Vitamins are essential for optimal health. Vitamins can help your vision, promote the growth of cells and tissues throughout the body, protect you from infections, and they help to regulate your immune system. What about your hearing health? Yes, vitamins can benefit your ears too.

Vitamins To Help with Hearing

Research is still in progress as to how effective vitamins are for your hearing health. However, there is present information available to people with hearing loss and those who wish to avoid it for adjusting their diets for the sake of their ears. Here are vitamins that can help your hearing:

  • Carotenoids. This group has functions that are important for human health, antioxidant defense, and cell-to-cell communication. Vitamin A is in this group.
  • Fish oil. There is evidence that fish oil slows down the development of age-related hearing loss.
  • Folate.

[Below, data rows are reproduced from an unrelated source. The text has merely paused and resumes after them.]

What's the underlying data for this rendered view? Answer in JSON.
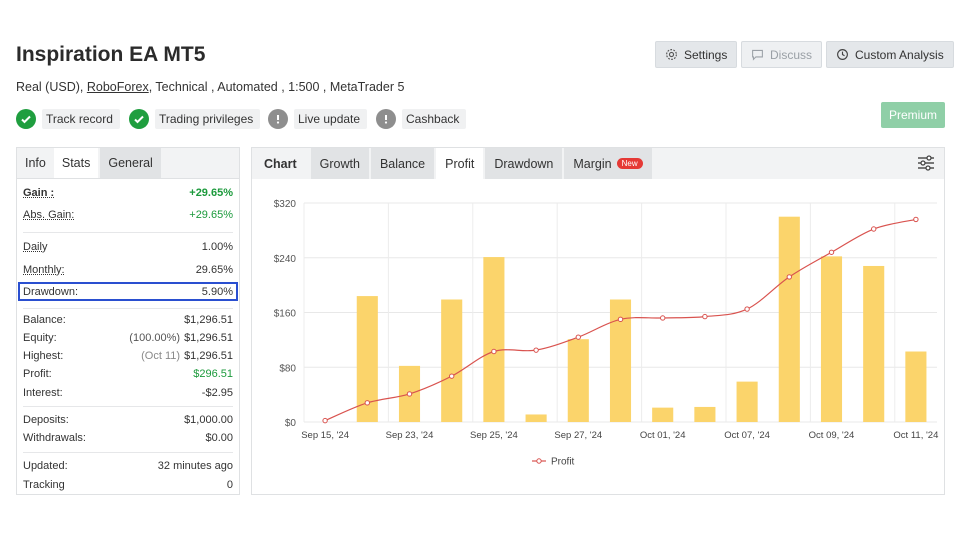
{
  "header": {
    "title": "Inspiration EA MT5",
    "account_type": "Real (USD),",
    "broker": "RoboForex",
    "details": ", Technical , Automated , 1:500 , MetaTrader 5"
  },
  "top_buttons": {
    "settings": "Settings",
    "discuss": "Discuss",
    "custom_analysis": "Custom Analysis",
    "premium": "Premium"
  },
  "badges": {
    "track_record": "Track record",
    "trading_privileges": "Trading privileges",
    "live_update": "Live update",
    "cashback": "Cashback"
  },
  "left_tabs": [
    "Info",
    "Stats",
    "General"
  ],
  "stats": {
    "gain_label": "Gain :",
    "gain": "+29.65%",
    "abs_gain_label": "Abs. Gain:",
    "abs_gain": "+29.65%",
    "daily_label": "Daily",
    "daily": "1.00%",
    "monthly_label": "Monthly:",
    "monthly": "29.65%",
    "drawdown_label": "Drawdown:",
    "drawdown": "5.90%",
    "balance_label": "Balance:",
    "balance": "$1,296.51",
    "equity_label": "Equity:",
    "equity_pct": "(100.00%)",
    "equity": "$1,296.51",
    "highest_label": "Highest:",
    "highest_date": "(Oct 11)",
    "highest": "$1,296.51",
    "profit_label": "Profit:",
    "profit": "$296.51",
    "interest_label": "Interest:",
    "interest": "-$2.95",
    "deposits_label": "Deposits:",
    "deposits": "$1,000.00",
    "withdrawals_label": "Withdrawals:",
    "withdrawals": "$0.00",
    "updated_label": "Updated:",
    "updated": "32 minutes ago",
    "tracking_label": "Tracking",
    "tracking": "0"
  },
  "chart_tabs": {
    "chart": "Chart",
    "growth": "Growth",
    "balance": "Balance",
    "profit": "Profit",
    "drawdown": "Drawdown",
    "margin": "Margin",
    "new": "New"
  },
  "colors": {
    "bar": "#fbd46b",
    "line": "#d9534f",
    "green": "#1c9a3c",
    "premium": "#8fcfa7"
  },
  "chart_data": {
    "type": "bar",
    "title": "",
    "ylim": [
      0,
      320
    ],
    "y_ticks": [
      "$0",
      "$80",
      "$160",
      "$240",
      "$320"
    ],
    "x_tick_labels": [
      "Sep 15, '24",
      "Sep 23, '24",
      "Sep 25, '24",
      "Sep 27, '24",
      "Oct 01, '24",
      "Oct 07, '24",
      "Oct 09, '24",
      "Oct 11, '24"
    ],
    "legend": "Profit",
    "bars": [
      0,
      184,
      82,
      179,
      241,
      11,
      121,
      179,
      21,
      22,
      59,
      300,
      242,
      228,
      103
    ],
    "line": [
      2,
      28,
      41,
      67,
      103,
      105,
      124,
      150,
      152,
      154,
      165,
      212,
      248,
      282,
      296
    ]
  }
}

Also known as B-9, folate is found naturally in many foods and is essential for cell division.
  • Vitamin B-12. This water-soluble vitamin is essential for neurological health. A deficiency can increase your chances of developing tinnitus.
  • Vitamin E. This vitamin helps circulation, including circulation in the inner ear. The hair cells within the inner ear are dependent on flow for good hearing health.
  • Vitamin D. A vitamin that is crucial for bone health, including those small bones in the middle ear.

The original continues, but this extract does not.